Fuller ranks third on the Texans with 632 yards from scrimmage, but over half of that production came in the first quarter of the regular season. Fiedorowicz had 2 receptions for 7 yards total over the first three games of the season, but has averaged over 7 targets and nearly 50 yards per game since he was held to 0 yards against the Patriots.

And then there’s Hopkins, who head coach Belichick compares to Cardinals WR Larry Fitzgerald.

“I would say the big thing for [Hopkins] is his hands and his catch radius,” Belichick said. “Kind of, even when he’s covered, he’s not covered. He can reach and catch the ball somewhere where the defender can’t quite get it if it’s thrown there. He’s a tough guy to bring down after the catch. He’s got good size. He’s been targeted a lot on third down as much as any receiver in the league. He’s had a lot of third down production, so I think that pretty much says it all right there. He keeps possession of the ball.

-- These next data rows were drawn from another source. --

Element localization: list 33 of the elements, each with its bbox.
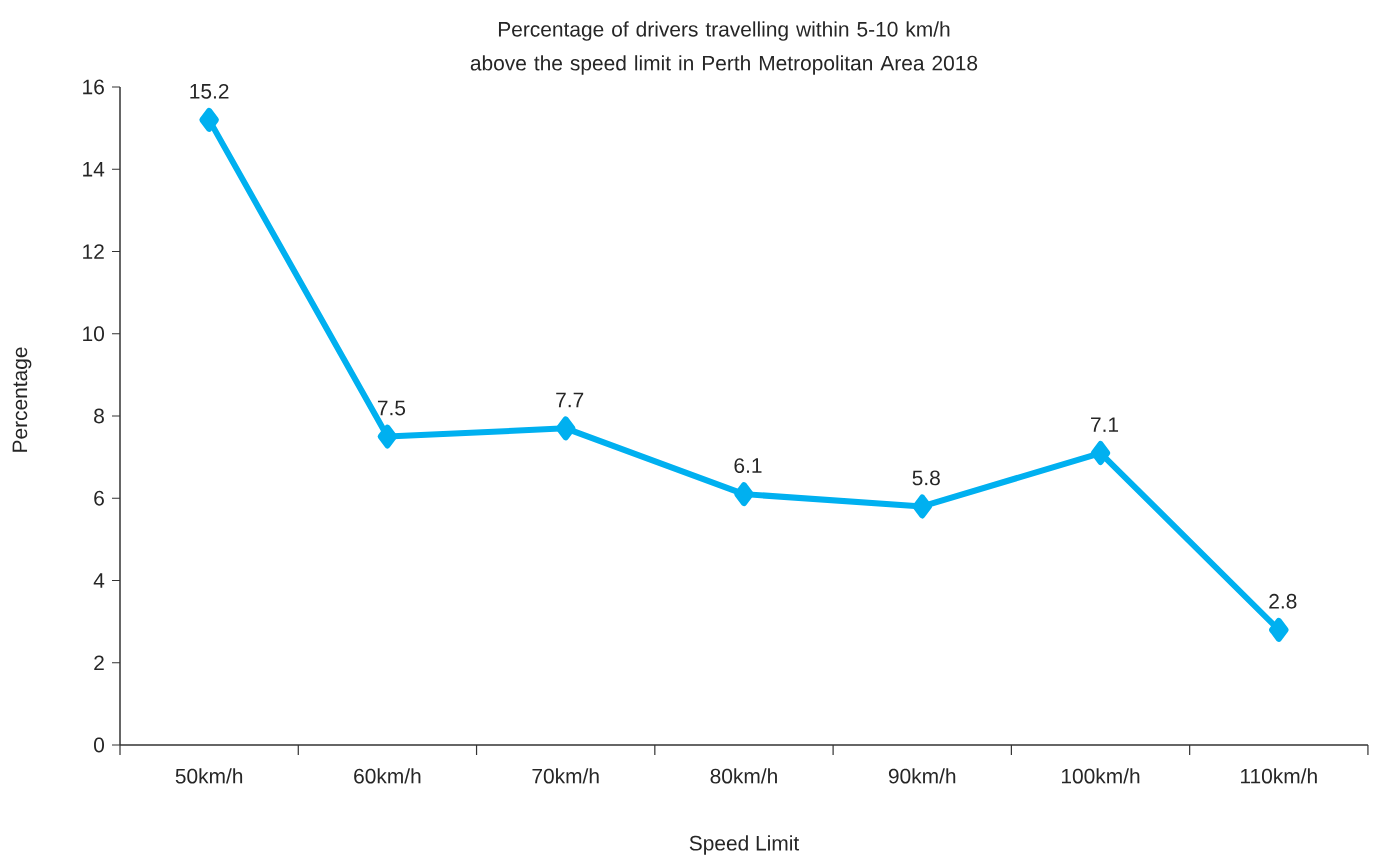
x-tick-label: 80km/h <box>710 768 777 784</box>
y-tick-label: 0 <box>94 737 105 753</box>
x-tick-label: 90km/h <box>888 768 956 784</box>
x-axis-title: Speed Limit <box>689 835 800 855</box>
y-axis-title: Percentage <box>12 347 32 452</box>
x-tick-label: 100km/h <box>1061 768 1140 784</box>
data-label: 7.5 <box>377 400 406 416</box>
x-tick-label: 50km/h <box>175 768 243 784</box>
data-label: 2.8 <box>1269 593 1297 609</box>
chart-title: Percentage of drivers travelling within 5-10 km/h above the speed limit in Perth Metropolitan Area 2018 <box>470 21 978 75</box>
point <box>377 424 398 449</box>
y-tick-label: 16 <box>83 79 104 95</box>
y-tick-label: 8 <box>94 408 104 424</box>
y-tick-label: 2 <box>94 655 104 671</box>
point <box>1090 441 1111 466</box>
y-tick-label: 6 <box>94 490 104 506</box>
y-tick-label: 14 <box>83 162 105 177</box>
x-tick-label: 70km/h <box>532 768 599 784</box>
x-tick-label: 60km/h <box>354 768 421 784</box>
x-tick-label: 110km/h <box>1241 768 1317 784</box>
y-tick-label: 10 <box>83 326 105 342</box>
point <box>912 494 932 519</box>
data-label: 7.1 <box>1091 417 1119 432</box>
point <box>1269 617 1289 642</box>
y-tick-label: 12 <box>83 244 104 259</box>
data-label: 15.2 <box>190 83 229 99</box>
data-label: 7.7 <box>556 392 584 408</box>
point <box>555 416 576 441</box>
data-label: 6.1 <box>734 458 762 473</box>
point <box>199 107 219 132</box>
point <box>734 482 754 507</box>
data-label: 5.8 <box>912 470 940 486</box>
y-tick-label: 4 <box>93 573 105 588</box>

“The guy gets more balls thrown to him than just about anybody in the league and catches more than just about anybody in the league. I would say that kind of defines a go-to player, whether it be for the Texans or really league-wide. Just the fact that you go to him that much, and they have other good players too, it’s not like he’s the only guy. They’ve got good backs, they have good tight ends, they’ve got other good receivers, yet he gets a lot of targets. But he’s got great hands – great hands, length, timing, like a [Larry] Fitzgerald type of player. Even when you’re on him, he still catches a lot of them. He’s got guys draped all over him and still catches a lot of balls like Larry does.”

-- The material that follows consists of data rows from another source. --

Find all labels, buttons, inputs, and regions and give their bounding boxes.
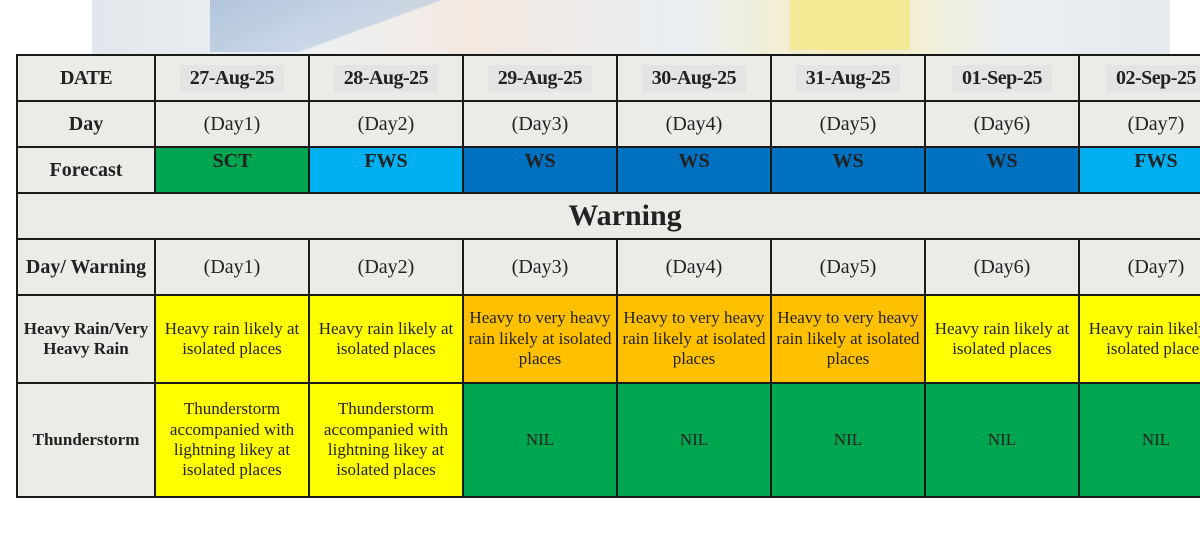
- thunderstorm-cell: NIL: [1078, 382, 1200, 498]
- heavy-rain-cell: Heavy to very heavy rain likely at isola…: [770, 294, 926, 384]
- day-cell: (Day3): [462, 100, 618, 148]
- date-cell: 30-Aug-25: [616, 54, 772, 102]
- date-cell: 28-Aug-25: [308, 54, 464, 102]
- forecast-cell: WS: [924, 146, 1080, 194]
- date-cell: 02-Sep-25: [1078, 54, 1200, 102]
- forecast-row: Forecast SCT FWS WS WS WS WS FWS: [16, 146, 1200, 194]
- heavy-rain-cell: Heavy rain likely at isolated places: [308, 294, 464, 384]
- day-row: Day (Day1) (Day2) (Day3) (Day4) (Day5) (…: [16, 100, 1200, 148]
- date-value: 27-Aug-25: [179, 64, 285, 92]
- forecast-header: Forecast: [16, 146, 156, 194]
- date-cell: 29-Aug-25: [462, 54, 618, 102]
- date-cell: 27-Aug-25: [154, 54, 310, 102]
- forecast-cell: FWS: [1078, 146, 1200, 194]
- forecast-cell: FWS: [308, 146, 464, 194]
- date-value: 01-Sep-25: [952, 64, 1052, 92]
- warning-day-cell: (Day4): [616, 238, 772, 296]
- thunderstorm-cell: NIL: [462, 382, 618, 498]
- thunderstorm-cell: NIL: [770, 382, 926, 498]
- heavy-rain-cell: Heavy to very heavy rain likely at isola…: [462, 294, 618, 384]
- day-cell: (Day2): [308, 100, 464, 148]
- thunderstorm-cell: Thunderstorm accompanied with lightning …: [308, 382, 464, 498]
- heavy-rain-header: Heavy Rain/Very Heavy Rain: [16, 294, 156, 384]
- day-warning-row: Day/ Warning (Day1) (Day2) (Day3) (Day4)…: [16, 238, 1200, 296]
- warning-day-cell: (Day7): [1078, 238, 1200, 296]
- day-header: Day: [16, 100, 156, 148]
- thunderstorm-cell: Thunderstorm accompanied with lightning …: [154, 382, 310, 498]
- date-cell: 01-Sep-25: [924, 54, 1080, 102]
- forecast-cell: WS: [770, 146, 926, 194]
- day-cell: (Day1): [154, 100, 310, 148]
- heavy-rain-cell: Heavy rain likely at isolated places: [154, 294, 310, 384]
- date-cell: 31-Aug-25: [770, 54, 926, 102]
- thunderstorm-cell: NIL: [616, 382, 772, 498]
- forecast-cell: SCT: [154, 146, 310, 194]
- heavy-rain-cell: Heavy rain likely at isolated places: [924, 294, 1080, 384]
- warning-title: Warning: [16, 192, 1200, 240]
- forecast-cell: WS: [616, 146, 772, 194]
- day-cell: (Day4): [616, 100, 772, 148]
- warning-day-cell: (Day1): [154, 238, 310, 296]
- background-tower: [790, 0, 910, 50]
- day-cell: (Day5): [770, 100, 926, 148]
- forecast-cell: WS: [462, 146, 618, 194]
- day-cell: (Day6): [924, 100, 1080, 148]
- thunderstorm-cell: NIL: [924, 382, 1080, 498]
- date-value: 31-Aug-25: [795, 64, 901, 92]
- date-value: 28-Aug-25: [333, 64, 439, 92]
- thunderstorm-row: Thunderstorm Thunderstorm accompanied wi…: [16, 382, 1200, 498]
- heavy-rain-cell: Heavy to very heavy rain likely at isola…: [616, 294, 772, 384]
- day-cell: (Day7): [1078, 100, 1200, 148]
- warning-title-row: Warning: [16, 192, 1200, 240]
- date-row: DATE 27-Aug-25 28-Aug-25 29-Aug-25 30-Au…: [16, 54, 1200, 102]
- day-warning-header: Day/ Warning: [16, 238, 156, 296]
- heavy-rain-cell: Heavy rain likely at isolated places: [1078, 294, 1200, 384]
- warning-day-cell: (Day6): [924, 238, 1080, 296]
- warning-day-cell: (Day2): [308, 238, 464, 296]
- date-value: 29-Aug-25: [487, 64, 593, 92]
- date-header: DATE: [16, 54, 156, 102]
- date-value: 02-Sep-25: [1106, 64, 1200, 92]
- weather-warning-table: DATE 27-Aug-25 28-Aug-25 29-Aug-25 30-Au…: [16, 54, 1200, 498]
- date-value: 30-Aug-25: [641, 64, 747, 92]
- heavy-rain-row: Heavy Rain/Very Heavy Rain Heavy rain li…: [16, 294, 1200, 384]
- warning-day-cell: (Day3): [462, 238, 618, 296]
- thunderstorm-header: Thunderstorm: [16, 382, 156, 498]
- background-roof: [210, 0, 450, 52]
- warning-day-cell: (Day5): [770, 238, 926, 296]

Fitzgerald is one of the players that Belichick praises endlessly, so this is not a throwaway comment. Hopkins is that talented and Houston has been finding new ways to get him involved.

“I would say with [Hopkins] also you’re going to see him in some different positions maybe than you saw him in the early part of the year,” Patricia said. “They’ll put him inside, they’ll put him outside. [He’s] just a huge target for them – great hands, very strong, explosive player. The ability for them to move him around a little bit adds a whole other dimension to their offense from that standpoint, and I would say the tight ends, too.”

Hopkins is going to be a key for the Texans success on Saturday and former Patriots LB Matt Chatham has issued a video on how to best remove Hopkins from the game.

Texans QB Brock Osweiler has used inside and outside breaking routes to get the ball to Hopkins, depending on the safety position. If there is one deep safety, Osweiler will try to hit Hopkins on the sideline. If there are two deep safeties, then Hopkins might run an in-cut, or Osweiler won’t look in his direction.

Osweiler is willing to take chances with 50-50 jump balls in Hopkins direction, so the Patriots will have to capitalize on those opportunities. If the New England defense can confuse Osweiler and eliminate the easy if-then coverage decisions (if single high, then throw outside), the Patriots will go a long way to stopping the Texans offense in its tracks.